§ 4-13.1-7. Action for damages — Destruction of offending vicious dog.
If any dog declared vicious under § 4-13.1-11, when unprovoked, kills or wounds, or assists in killing or wounding, any domestic animal, belonging to or in the possession of any person, or, when unprovoked, attacks, assaults, bites, or otherwise injures any human being or assists in attacking, assaulting, biting or otherwise injuring any human being while out of or within the enclosure of the owner or keeper of the vicious dog, or while otherwise on or off the property of the owner or keeper whether or not the vicious dog was on a leash and securely muzzled or whether the vicious dog escaped without fault of the owner or keeper, the owner or keeper of the dog may be liable to the person aggrieved for all damage sustained, to be recovered in a civil action, with costs of suit. It is rebuttably presumed as a matter of law that the owning, keeping, or harboring of a dog that has been declared vicious in violation of this chapter is a nuisance.

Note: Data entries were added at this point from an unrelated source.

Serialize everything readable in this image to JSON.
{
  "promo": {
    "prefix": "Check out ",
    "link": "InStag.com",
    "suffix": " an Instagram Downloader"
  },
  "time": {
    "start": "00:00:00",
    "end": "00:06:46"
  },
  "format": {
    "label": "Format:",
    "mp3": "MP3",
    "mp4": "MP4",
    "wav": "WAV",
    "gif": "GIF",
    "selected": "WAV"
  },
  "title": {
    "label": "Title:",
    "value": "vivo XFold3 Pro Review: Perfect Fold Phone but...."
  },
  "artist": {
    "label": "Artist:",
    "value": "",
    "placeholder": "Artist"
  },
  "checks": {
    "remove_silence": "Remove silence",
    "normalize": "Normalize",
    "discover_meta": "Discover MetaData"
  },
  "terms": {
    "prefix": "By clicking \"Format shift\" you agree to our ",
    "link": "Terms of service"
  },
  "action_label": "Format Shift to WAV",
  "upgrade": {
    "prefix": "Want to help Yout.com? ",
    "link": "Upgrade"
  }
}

It shall not be necessary, in order to sustain any action, to prove that the owner or keeper of a dog that has been declared vicious knew that the dog that has been declared vicious possessed the propensity to cause this damage or that the dog had a vicious nature.
History of Section.
P.L. 1985, ch. 400, § 1; P.L. 1986, ch. 429, § 1; P.L. 1998, ch. 274, § 1; P.L. 2004,
ch. 365, § 1; P.L. 2004, ch. 374, § 1.